Washing with plain soap and water is your best option.
As the Covid-19 lockdown continues, we’ve had complaints coming in that some retailers are charging sky-high prices for hand sanitiser – up to $50!
Many supermarkets have also been short on stock.
The situation has resulted in a multitude of homemade recipes for hand sanitiser appearing online, with claims they're just as effective as commercial products.
Proper hand hygiene is vital for limiting the spread of coronavirus, as well as colds and flu. But if you can’t find any hand sanitiser, don’t panic.
Regularly washing your hands with soap and running water for at least 20 seconds is still the most effective way to eradicate germs.
Hand sanitiser can be useful if you don’t have access to clean water. But with most of us at home during the lockdown, that shouldn’t be a problem. Plain soap and water will get the job done.
To be effective at killing germs, hand sanitisers must contain a sufficient alcohol concentration – at least 60%, the Ministry of Health advises.
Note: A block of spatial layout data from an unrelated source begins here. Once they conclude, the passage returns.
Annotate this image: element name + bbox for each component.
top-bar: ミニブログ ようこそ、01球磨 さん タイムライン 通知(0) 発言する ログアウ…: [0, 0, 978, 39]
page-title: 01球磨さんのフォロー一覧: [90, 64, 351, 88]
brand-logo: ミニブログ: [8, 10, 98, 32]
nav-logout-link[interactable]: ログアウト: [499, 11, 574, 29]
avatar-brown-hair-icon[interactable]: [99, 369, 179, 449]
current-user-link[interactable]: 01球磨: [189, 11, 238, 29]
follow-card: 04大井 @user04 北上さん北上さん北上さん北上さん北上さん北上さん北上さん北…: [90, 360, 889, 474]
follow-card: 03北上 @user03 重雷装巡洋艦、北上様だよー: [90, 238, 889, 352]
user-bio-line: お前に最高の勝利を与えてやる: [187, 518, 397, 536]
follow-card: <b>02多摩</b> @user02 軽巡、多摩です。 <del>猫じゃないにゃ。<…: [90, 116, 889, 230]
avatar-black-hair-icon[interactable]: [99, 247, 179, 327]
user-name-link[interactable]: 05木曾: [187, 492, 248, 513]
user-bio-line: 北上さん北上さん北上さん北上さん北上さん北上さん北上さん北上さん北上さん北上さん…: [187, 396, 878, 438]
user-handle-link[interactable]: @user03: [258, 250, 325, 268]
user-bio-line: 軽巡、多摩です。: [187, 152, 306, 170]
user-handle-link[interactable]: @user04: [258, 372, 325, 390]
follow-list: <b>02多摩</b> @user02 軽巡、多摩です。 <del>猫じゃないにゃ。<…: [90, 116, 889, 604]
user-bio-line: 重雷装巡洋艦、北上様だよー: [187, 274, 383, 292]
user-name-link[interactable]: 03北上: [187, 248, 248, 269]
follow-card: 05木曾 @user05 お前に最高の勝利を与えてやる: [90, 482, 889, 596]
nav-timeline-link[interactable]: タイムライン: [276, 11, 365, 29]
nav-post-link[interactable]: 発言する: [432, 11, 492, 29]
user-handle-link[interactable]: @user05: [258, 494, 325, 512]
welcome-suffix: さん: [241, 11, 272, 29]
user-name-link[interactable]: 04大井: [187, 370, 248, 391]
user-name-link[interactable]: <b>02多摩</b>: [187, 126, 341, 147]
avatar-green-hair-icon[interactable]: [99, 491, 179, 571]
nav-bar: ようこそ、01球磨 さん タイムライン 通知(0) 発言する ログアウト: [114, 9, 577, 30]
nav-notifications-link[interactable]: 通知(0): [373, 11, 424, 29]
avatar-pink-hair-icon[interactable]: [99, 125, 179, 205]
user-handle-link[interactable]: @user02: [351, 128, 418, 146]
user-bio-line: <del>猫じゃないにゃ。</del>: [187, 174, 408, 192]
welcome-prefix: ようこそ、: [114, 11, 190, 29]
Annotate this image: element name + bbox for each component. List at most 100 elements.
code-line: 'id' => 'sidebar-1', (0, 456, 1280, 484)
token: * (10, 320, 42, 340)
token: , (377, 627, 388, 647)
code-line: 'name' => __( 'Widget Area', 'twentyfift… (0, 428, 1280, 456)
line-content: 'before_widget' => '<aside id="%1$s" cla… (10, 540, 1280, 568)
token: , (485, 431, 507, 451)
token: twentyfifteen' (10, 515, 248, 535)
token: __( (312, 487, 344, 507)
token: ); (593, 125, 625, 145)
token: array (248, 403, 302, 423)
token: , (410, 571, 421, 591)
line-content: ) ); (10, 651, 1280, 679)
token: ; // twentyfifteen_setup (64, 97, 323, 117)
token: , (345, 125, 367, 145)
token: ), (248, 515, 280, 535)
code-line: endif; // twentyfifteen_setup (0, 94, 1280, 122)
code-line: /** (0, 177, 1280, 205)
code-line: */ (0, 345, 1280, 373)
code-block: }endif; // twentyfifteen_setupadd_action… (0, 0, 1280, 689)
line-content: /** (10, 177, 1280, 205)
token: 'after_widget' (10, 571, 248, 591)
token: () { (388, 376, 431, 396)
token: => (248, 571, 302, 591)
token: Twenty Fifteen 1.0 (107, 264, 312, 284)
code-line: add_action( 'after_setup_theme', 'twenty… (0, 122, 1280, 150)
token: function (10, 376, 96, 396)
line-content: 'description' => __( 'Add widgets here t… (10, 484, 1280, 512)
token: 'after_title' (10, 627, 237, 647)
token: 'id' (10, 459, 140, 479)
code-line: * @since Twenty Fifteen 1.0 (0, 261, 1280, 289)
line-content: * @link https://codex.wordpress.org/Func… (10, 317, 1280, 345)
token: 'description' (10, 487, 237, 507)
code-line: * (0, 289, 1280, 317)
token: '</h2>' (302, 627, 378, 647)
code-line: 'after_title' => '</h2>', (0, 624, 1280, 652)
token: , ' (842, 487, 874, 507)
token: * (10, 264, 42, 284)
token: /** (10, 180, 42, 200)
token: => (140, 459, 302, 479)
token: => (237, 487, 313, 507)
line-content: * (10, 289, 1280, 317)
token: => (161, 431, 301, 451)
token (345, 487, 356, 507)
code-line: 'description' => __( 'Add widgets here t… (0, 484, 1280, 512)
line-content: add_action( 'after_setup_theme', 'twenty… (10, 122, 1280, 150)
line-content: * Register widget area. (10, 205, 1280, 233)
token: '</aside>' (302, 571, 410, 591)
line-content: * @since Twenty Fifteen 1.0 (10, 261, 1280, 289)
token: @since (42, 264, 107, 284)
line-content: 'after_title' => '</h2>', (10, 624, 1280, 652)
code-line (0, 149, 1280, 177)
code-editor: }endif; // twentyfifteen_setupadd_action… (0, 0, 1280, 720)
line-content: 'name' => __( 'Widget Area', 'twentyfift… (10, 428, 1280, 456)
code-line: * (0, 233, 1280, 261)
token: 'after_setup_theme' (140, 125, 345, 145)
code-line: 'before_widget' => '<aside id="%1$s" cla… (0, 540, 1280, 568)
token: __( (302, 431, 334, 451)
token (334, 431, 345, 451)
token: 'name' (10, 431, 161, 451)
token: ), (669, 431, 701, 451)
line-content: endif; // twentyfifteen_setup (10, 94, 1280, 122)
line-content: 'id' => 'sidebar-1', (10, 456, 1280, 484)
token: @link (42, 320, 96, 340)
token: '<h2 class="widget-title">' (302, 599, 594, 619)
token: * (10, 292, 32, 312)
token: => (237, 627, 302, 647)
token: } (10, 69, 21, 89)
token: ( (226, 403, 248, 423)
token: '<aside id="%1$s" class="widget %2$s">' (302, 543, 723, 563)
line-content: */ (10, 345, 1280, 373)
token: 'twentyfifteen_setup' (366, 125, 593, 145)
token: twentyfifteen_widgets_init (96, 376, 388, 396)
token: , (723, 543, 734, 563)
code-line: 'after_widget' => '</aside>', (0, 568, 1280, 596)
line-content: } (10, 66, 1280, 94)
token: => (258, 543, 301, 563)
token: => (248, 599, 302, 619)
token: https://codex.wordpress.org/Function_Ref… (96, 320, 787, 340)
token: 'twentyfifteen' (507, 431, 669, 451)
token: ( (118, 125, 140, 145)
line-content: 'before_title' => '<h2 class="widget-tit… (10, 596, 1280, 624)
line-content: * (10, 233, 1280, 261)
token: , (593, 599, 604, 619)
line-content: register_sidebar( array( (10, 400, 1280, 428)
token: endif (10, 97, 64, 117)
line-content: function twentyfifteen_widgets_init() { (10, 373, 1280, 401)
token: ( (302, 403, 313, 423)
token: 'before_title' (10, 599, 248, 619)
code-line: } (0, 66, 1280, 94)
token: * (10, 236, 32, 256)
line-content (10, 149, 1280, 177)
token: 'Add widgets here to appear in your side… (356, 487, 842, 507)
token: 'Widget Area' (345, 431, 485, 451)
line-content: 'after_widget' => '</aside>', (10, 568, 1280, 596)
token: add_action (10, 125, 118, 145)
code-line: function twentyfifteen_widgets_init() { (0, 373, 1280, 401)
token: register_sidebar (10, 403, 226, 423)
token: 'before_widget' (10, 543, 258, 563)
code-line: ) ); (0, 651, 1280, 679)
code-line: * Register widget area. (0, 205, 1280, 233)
Some online recipes suggest using essential oils instead of alcohol – rendering it ineffective in the fight against coronavirus, let alone any other virus.
Other articles or online posts reference the guidelines released by the World Health Organization (PDF, 305KB).
Those guidelines aren't aimed at the average DIY enthusiast and require materials you're unlikely to have lying around, such as an alcoholometer and large quantities of highly flammable ingredients.
Commercial hand sanitisers also contain emollients to keep your skin soft and reduce any damage. Important, because dry and damaged skin can increase the risk of bugs entering through cuts in the skin.
While many DIY recipes suggest adding aloe vera for its moisturising properties, if you don't get the ratio right you also run the risk of diluting the alcohol concentration, rendering it ineffective.